Job Description
Wayve is seeking a Lead Applied Scientist to join their London team. The candidate will be instrumental in designing and optimizing ultra-efficient foundation models tailored for autonomous systems and embodied AI. This role involves working on the cutting edge of AI/ML, contributing to models that are both powerful and resource-efficient, enabling seamless integration into real-world autonomous environments. The Lead Applied Scientist will collaborate with world-class researchers and engineers to push the boundaries of AI, helping to shape a smarter, safer, and more efficient transportation ecosystem.
Role Involves:
- Designing and optimizing ultra-efficient foundation models for autonomous systems and embodied AI.
- Developing and refining techniques such as model-free and model-based reinforcement learning, and efficient vision-language models.
- Collaborating with researchers and engineers to advance autonomous driving technology.
Requirements:
- 7+ years of ML engineering / applied science experience in an industrial research environment
- Experience in GenAI, EfficientAI, LLMs, World Models, Reinforcement Learning, or Autonomous Driving
- Passion for working in a team on research ideas that have real-world impact
- Strong programming skills in Python, with experience in deep learning frameworks such as PyTorch, numpy, pandas, etc.
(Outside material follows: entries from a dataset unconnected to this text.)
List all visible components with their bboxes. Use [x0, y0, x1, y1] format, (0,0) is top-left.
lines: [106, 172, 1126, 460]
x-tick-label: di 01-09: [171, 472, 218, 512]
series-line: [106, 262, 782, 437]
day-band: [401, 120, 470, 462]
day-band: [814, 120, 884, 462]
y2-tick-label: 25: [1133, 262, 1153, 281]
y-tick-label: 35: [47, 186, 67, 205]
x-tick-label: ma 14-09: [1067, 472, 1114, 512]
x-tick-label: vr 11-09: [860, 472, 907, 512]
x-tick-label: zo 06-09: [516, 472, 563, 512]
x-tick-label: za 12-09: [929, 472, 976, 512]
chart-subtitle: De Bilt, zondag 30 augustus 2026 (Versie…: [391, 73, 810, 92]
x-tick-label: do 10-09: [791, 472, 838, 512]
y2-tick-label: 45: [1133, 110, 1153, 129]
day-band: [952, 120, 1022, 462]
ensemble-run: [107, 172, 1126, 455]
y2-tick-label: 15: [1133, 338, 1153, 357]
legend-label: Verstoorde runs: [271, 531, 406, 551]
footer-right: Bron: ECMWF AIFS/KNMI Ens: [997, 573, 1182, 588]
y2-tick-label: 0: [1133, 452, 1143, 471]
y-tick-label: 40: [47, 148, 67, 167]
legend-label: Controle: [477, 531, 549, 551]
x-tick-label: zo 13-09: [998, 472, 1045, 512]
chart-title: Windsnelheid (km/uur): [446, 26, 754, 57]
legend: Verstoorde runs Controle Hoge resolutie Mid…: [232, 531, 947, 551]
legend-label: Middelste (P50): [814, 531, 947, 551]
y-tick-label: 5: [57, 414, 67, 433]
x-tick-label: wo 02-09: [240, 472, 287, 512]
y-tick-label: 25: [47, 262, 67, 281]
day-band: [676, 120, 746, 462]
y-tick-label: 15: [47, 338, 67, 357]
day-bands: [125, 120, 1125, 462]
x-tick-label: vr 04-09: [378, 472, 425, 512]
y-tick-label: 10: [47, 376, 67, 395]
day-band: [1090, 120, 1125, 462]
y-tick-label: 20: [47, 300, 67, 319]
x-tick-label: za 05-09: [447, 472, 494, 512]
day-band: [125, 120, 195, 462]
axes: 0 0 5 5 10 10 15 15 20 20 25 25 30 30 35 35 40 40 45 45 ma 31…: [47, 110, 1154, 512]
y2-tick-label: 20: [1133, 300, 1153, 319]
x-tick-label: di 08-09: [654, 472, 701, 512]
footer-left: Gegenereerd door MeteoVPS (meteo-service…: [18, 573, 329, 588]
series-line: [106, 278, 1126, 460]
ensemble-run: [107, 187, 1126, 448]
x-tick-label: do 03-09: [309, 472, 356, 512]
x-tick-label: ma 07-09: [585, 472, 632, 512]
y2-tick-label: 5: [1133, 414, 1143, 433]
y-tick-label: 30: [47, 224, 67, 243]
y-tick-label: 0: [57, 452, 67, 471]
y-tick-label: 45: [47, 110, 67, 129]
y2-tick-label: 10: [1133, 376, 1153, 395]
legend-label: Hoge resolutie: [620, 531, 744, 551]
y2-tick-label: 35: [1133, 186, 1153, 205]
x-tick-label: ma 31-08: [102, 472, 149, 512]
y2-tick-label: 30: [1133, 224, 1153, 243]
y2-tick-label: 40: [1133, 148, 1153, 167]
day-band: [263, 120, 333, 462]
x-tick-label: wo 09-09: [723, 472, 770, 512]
- Several years of experience working on machine learning algorithms and systems
- A good grasp of machine learning literature
- Comfortable working with large quantities of image and video data
- Good insight into the practical aspects of training, validation, testing, and metrics for deep learning features/models
- MS or PhD Machine Learning, Computer Science, Engineering, or a related technical discipline, or equivalent experience
Wayve offers:
- A hybrid working policy combining time in offices and workshops with remote work.
- Core working hours to allow flexible scheduling.